La scène valait le détour. « Les 1.000 élèves des promotions 2013 et 2014 de l’École Polytechnique se tiennent au garde-à-vous, en ordre serré, dans la cour d’honneur de l’école. Vêtus de leur uniforme et munis de leur épée, ils attendent l’arrivée du ministre de la Défense, Jean-Yves Le Drian ». C’est le Figaro de ce lundi qui raconte, et l’on imagine les trémolos dans la voix de ce journal possédé par le plus gros industriel de l’armement du pays. Mais la vibrante passation du drapeau tricolore s’est faite cette année la mine verdâtre. La communauté polytechnicienne, ses hauts fonctionnaires de la Défense et d’ailleurs, ses dirigeants d’entreprises et les élèves actuels, ne veulent pas d’une réforme qui s’attaque à l’identité de l’école, et notamment à ses petits effectifs et son affiliation militaire.

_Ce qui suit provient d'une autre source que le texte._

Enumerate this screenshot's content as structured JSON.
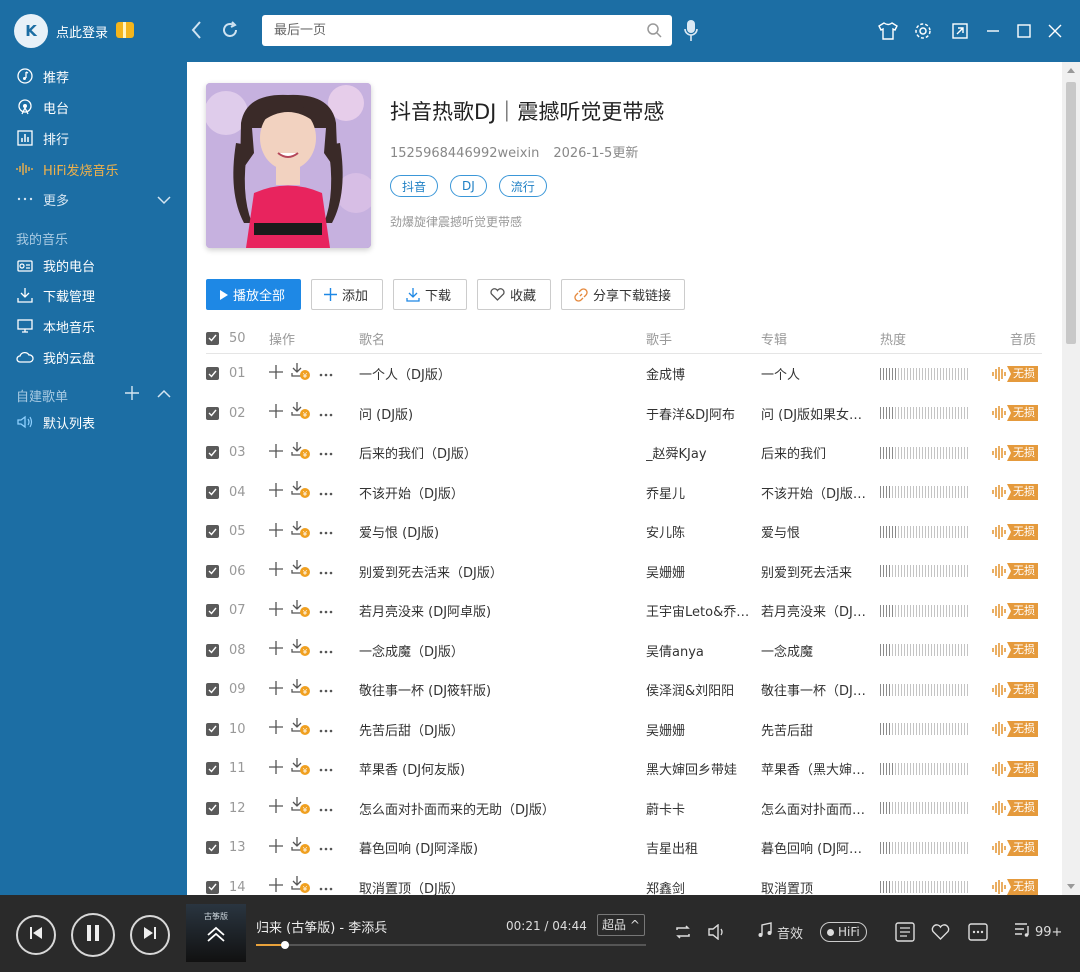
{
  "header": {
    "logo_text": "K",
    "login_label": "点此登录",
    "search_placeholder": "最后一页"
  },
  "sidebar": {
    "nav": [
      {
        "label": "推荐",
        "icon": "music-note-circle-icon"
      },
      {
        "label": "电台",
        "icon": "radio-icon"
      },
      {
        "label": "排行",
        "icon": "chart-icon"
      },
      {
        "label": "HiFi发烧音乐",
        "icon": "hifi-wave-icon"
      },
      {
        "label": "更多",
        "icon": "more-dots-icon"
      }
    ],
    "my_music_title": "我的音乐",
    "my_music": [
      {
        "label": "我的电台",
        "icon": "radio-box-icon"
      },
      {
        "label": "下载管理",
        "icon": "download-icon"
      },
      {
        "label": "本地音乐",
        "icon": "monitor-icon"
      },
      {
        "label": "我的云盘",
        "icon": "cloud-icon"
      }
    ],
    "playlist_title": "自建歌单",
    "playlists": [
      {
        "label": "默认列表",
        "icon": "speaker-icon"
      }
    ]
  },
  "playlist": {
    "title": "抖音热歌DJ｜震撼听觉更带感",
    "creator": "1525968446992weixin",
    "updated": "2026-1-5更新",
    "tags": [
      "抖音",
      "DJ",
      "流行"
    ],
    "description": "劲爆旋律震撼听觉更带感"
  },
  "actions": {
    "play_all": "播放全部",
    "add": "添加",
    "download": "下载",
    "favorite": "收藏",
    "share": "分享下载链接"
  },
  "table": {
    "count": "50",
    "headers": {
      "ops": "操作",
      "name": "歌名",
      "artist": "歌手",
      "album": "专辑",
      "heat": "热度",
      "quality": "音质"
    },
    "quality_label": "无损",
    "rows": [
      {
        "num": "01",
        "name": "一个人（DJ版）",
        "artist": "金成博",
        "album": "一个人",
        "heat": 0.18
      },
      {
        "num": "02",
        "name": "问 (DJ版)",
        "artist": "于春洋&DJ阿布",
        "album": "问 (DJ版如果女…",
        "heat": 0.16
      },
      {
        "num": "03",
        "name": "后来的我们（DJ版）",
        "artist": "_赵舜KJay",
        "album": "后来的我们",
        "heat": 0.15
      },
      {
        "num": "04",
        "name": "不该开始（DJ版）",
        "artist": "乔星儿",
        "album": "不该开始（DJ版…",
        "heat": 0.14
      },
      {
        "num": "05",
        "name": "爱与恨 (DJ版)",
        "artist": "安儿陈",
        "album": "爱与恨",
        "heat": 0.2
      },
      {
        "num": "06",
        "name": "别爱到死去活来（DJ版）",
        "artist": "吴姗姗",
        "album": "别爱到死去活来",
        "heat": 0.13
      },
      {
        "num": "07",
        "name": "若月亮没来 (DJ阿卓版)",
        "artist": "王宇宙Leto&乔…",
        "album": "若月亮没来（DJ…",
        "heat": 0.15
      },
      {
        "num": "08",
        "name": "一念成魔（DJ版）",
        "artist": "吴倩anya",
        "album": "一念成魔",
        "heat": 0.12
      },
      {
        "num": "09",
        "name": "敬往事一杯 (DJ筱轩版)",
        "artist": "侯泽润&刘阳阳",
        "album": "敬往事一杯（DJ…",
        "heat": 0.14
      },
      {
        "num": "10",
        "name": "先苦后甜（DJ版）",
        "artist": "吴姗姗",
        "album": "先苦后甜",
        "heat": 0.13
      },
      {
        "num": "11",
        "name": "苹果香 (DJ何友版)",
        "artist": "黑大婶回乡带娃",
        "album": "苹果香（黑大婶…",
        "heat": 0.17
      },
      {
        "num": "12",
        "name": "怎么面对扑面而来的无助（DJ版）",
        "artist": "蔚卡卡",
        "album": "怎么面对扑面而…",
        "heat": 0.12
      },
      {
        "num": "13",
        "name": "暮色回响 (DJ阿泽版)",
        "artist": "吉星出租",
        "album": "暮色回响 (DJ阿…",
        "heat": 0.11
      },
      {
        "num": "14",
        "name": "取消置顶（DJ版）",
        "artist": "郑鑫剑",
        "album": "取消置顶",
        "heat": 0.13
      }
    ]
  },
  "player": {
    "song": "归来 (古筝版) - 李添兵",
    "time": "00:21 / 04:44",
    "progress": 0.074,
    "quality": "超品 ^",
    "effects_label": "音效",
    "hifi_label": "HiFi",
    "playlist_count": "99+",
    "thumb_text": "古筝版"
  }
}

La crise est apparue au grand jour ce vendredi, quand Le Monde a révélé les conclusions d’un rapport très critique sur le faciès actuel de l’école. Son auteur, Bernard Attali, est à la fois le frère de Jacques, et l’ancien PDG d’Air France...car le monde du capitalisme hexagonal est décidément petit. Ses conclusions sont sans appels, et s’ajoutent celle de François Cornut-Gentille, qui critiquait fin 2014 la généralisation du non-respect de l’obligation de remboursement de leurs frais de scolarité par des élèves polytechniciens qui, pourtant payés chaque mois de leur cursus par l’Etat, partent en grande majorité mettre leurs compétences au service du privé. L’école est, pour Attali, désormais incapable de mener la compétition internationale, de s’insérer dans les réseaux d’innovations et d’attirer à elle les étudiants étrangers les plus brillants. Il faut donc ouvrir largement son recrutement, multiplier par quatre les effectifs, et l’internationaliser, jusqu’à son conseil d’administration. Rien de plus éloigné de l’idéologie corporatiste et patriotique qui caractérise jusque-là polytechnique.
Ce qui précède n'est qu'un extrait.